Any writer-director who casts two members of the Parks & Recreation ensemble and one of the lost souls from The Good Place clearly grasps how best to inject human warmth into a dead-end locale and a potentially chilly conceit, yet Goddard also marshals these performers into unexpectedly winning partnerships and alliances: out of that lousy cup of joe, Bridges and Erivo pull one of the year's most enjoyable movie double-acts, although it is not untypical of Bad Times that it should first involve her smashing him round the head with a wine bottle. Crucially - and unlike the monoglot Tarantino - he writes very different voices for his characters (choice moment: Bridges' oldtimer response upon hearing the first bars of Deep Purple's "Hush", namely "It's, uh... it's not for me"), and displays a restraint you perhaps wouldn't expect from the writer-director of a two hour twenty-minute feature. I dread to think what QT would have done with the El Royale's built-in peep show feature; though there is what the BBFC defines as strong violence here, it's just brief enough to still be shocking, and never leered over. Indeed, the characters who display the most swaggering or controlling attitudes towards women tend to be the ones who come off worst from their stay in these parts: Erivo's "I'd rather sit here and listen to the rain" will surely be used in times ahead to shut down any number of arguments online and in real life.
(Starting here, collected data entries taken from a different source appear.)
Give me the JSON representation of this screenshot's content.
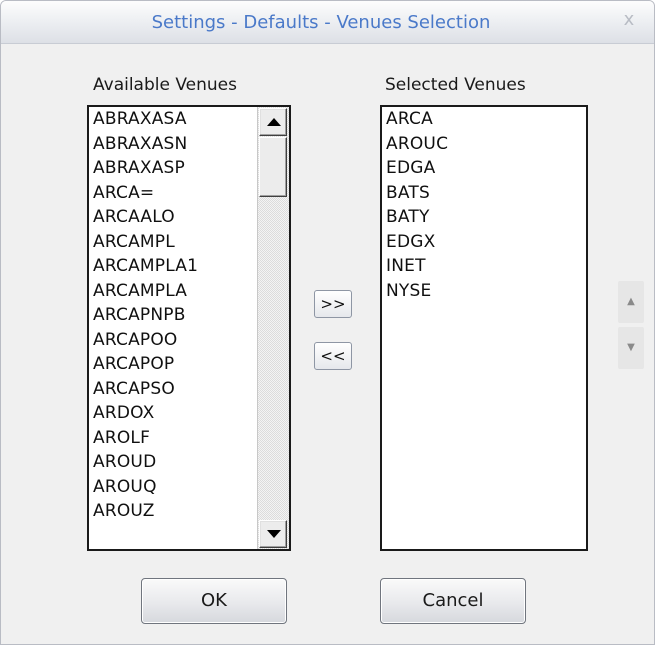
{
  "window": {
    "title": "Settings - Defaults - Venues Selection",
    "close_glyph": "x"
  },
  "available": {
    "label": "Available Venues",
    "items": [
      "ABRAXASA",
      "ABRAXASN",
      "ABRAXASP",
      "ARCA=",
      "ARCAALO",
      "ARCAMPL",
      "ARCAMPLA1",
      "ARCAMPLA",
      "ARCAPNPB",
      "ARCAPOO",
      "ARCAPOP",
      "ARCAPSO",
      "ARDOX",
      "AROLF",
      "AROUD",
      "AROUQ",
      "AROUZ"
    ]
  },
  "selected": {
    "label": "Selected Venues",
    "items": [
      "ARCA",
      "AROUC",
      "EDGA",
      "BATS",
      "BATY",
      "EDGX",
      "INET",
      "NYSE"
    ]
  },
  "transfer": {
    "add_label": ">>",
    "remove_label": "<<"
  },
  "order": {
    "up_glyph": "▲",
    "down_glyph": "▼"
  },
  "buttons": {
    "ok_label": "OK",
    "cancel_label": "Cancel"
  },
  "icons": {
    "close": "close-icon",
    "scroll_up": "arrow-up-icon",
    "scroll_down": "arrow-down-icon",
    "move_up": "arrow-up-icon",
    "move_down": "arrow-down-icon"
  },
  "colors": {
    "title_text": "#4a79c9",
    "dialog_bg": "#f0f0f0",
    "list_bg": "#ffffff"
  }
}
That possibly makes Bad Times sound like a morality play, and there is an element of theatricality about it, never more so than in the final act, when the survivors are gathered in the one spot. Yet Goddard elevates even his most prosaic scenes by making wise, witty, affirmative choices - the choices of a sentient adult, rather than the adolescent nihilist Tarantino never had to develop beyond under Harvey Weinstein's protection. You can almost imagine the latter making some of these choices: layering on a jukebox-worth of prime 60s platters - fresh as the afternoon they were recorded, sincere enough to keep glib irony at bay - for one. Yet Tarantino would never have had the nous to invite Erivo to break into "You Can't Hurry Love" as Goddard does at one point, a development that at once serves a plot purpose (it covers Bridges' noisier excavations), showcases the remarkable pipes of an emergent Broadway star, and offers an editorial mission statement as the film approaches the two-hour mark, with a further half-hour to go. (The same applies to Erivo's closing-credits cover of "Hold On, I'm Coming": unlike certain filmmakers, Goddard knows when he's going on a bit - but also that he has a yarn worth spinning out.) That the film should have ended up a one-week wonder on UK screens is no fault of its own: most suits, critics and audiences won't have encountered a properly big, properly starry, properly accomplished multiplex picture like this in decades, so it's no surprise they had very little idea how to react to it. The film's a gem; the industry around it remains as dysfunctional as ever.

Bad Times at the El Royale is now playing in selected cinemas.